Il brûlait de lui demander des nouvelles de l’Imperium, de leur père exilé sur Kaitain. Il s’était dit que l’Ambassadeur pourrait peut-être leur apporter un soutien, des renforts, mais après toutes ces années, sa cause était pathétique, et sans doute déjà perdue.
Il n’avait pas le temps de bavarder. Il devait lui faire connaître la situation dramatique des Ixiens. D’murrr, au travers des connexions de la Guilde, était son dernier lien ténu avec le cosmos.
Il décrivit frénétiquement les exactions des Tleilaxu, les horreurs commises par les fanatiques et les Sardaukar.
— Tu dois m’aider, D’murr. Trouve quelqu’un qui puisse plaider notre cause devant le Landsraad. Essaie de localiser Dominic Vernius : il est sans doute la seule chance qui nous reste. Si tu te souviens de moi, si tu te souviens de ta famille et de tes amis – de tous les tiens, alors aide-nous. Tu es notre dernier et unique espoir.
Son esprit était très loin, quelque part entre les sentiers multiples de l’espace plissé. Mais ses yeux, dans la réalité de son refuge, virent la fumée qui montait du transmetteur rogo. Les tiges de silicium vibraient et craquaient.
— Je t’en prie, D’murr !
Quelques secondes plus tard, les tiges éclatèrent dans un jaillissement d’étincelles et C’tair arracha les connexions de ses tempes.

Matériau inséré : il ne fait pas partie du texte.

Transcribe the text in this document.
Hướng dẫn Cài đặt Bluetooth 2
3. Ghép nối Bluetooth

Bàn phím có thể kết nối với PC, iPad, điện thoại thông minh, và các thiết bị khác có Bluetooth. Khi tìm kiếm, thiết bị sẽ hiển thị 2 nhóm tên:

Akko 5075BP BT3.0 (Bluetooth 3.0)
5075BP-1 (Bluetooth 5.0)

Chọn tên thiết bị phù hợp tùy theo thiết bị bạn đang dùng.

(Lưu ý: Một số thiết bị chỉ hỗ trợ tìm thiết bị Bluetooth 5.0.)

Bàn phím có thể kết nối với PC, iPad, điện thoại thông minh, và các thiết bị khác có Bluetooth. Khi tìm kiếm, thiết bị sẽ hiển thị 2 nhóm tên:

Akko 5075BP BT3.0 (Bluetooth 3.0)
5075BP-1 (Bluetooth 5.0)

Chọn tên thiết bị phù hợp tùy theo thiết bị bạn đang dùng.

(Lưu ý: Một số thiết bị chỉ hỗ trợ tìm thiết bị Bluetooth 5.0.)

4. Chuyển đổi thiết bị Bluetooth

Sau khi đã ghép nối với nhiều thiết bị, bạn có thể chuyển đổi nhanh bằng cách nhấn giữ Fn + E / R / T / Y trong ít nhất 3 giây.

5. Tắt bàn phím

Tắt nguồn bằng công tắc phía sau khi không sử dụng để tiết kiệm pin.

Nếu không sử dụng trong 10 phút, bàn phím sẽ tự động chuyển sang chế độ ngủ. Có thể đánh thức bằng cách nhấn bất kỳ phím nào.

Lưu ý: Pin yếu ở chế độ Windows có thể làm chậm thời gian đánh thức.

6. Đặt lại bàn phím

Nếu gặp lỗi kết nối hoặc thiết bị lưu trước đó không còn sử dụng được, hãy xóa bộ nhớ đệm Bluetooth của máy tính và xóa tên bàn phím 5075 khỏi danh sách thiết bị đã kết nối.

Il plaqua la main sur sa bouche pour étouffer un cri de douleur. Les larmes lui vinrent aux yeux. Il palpa son nez et ses oreilles et sentit le sang gluant de ses sinus. Un sanglot le secoua et il se mordit cruellement les phalanges, mais la souffrance ne reflua qu’après un temps.
Plus tard, il essuya le sang de son visage tout en regardant le transmetteur calciné. Il se redressa et attendit que les élancements de souffrance s’éteignent dans son crâne. Il avait perdu le rogo mais il souriait : il était certain d’avoir réussi à faire passer son message, cette fois. L’avenir d’Ix dépendait maintenant de ce que D’murr allait faire de ses informations.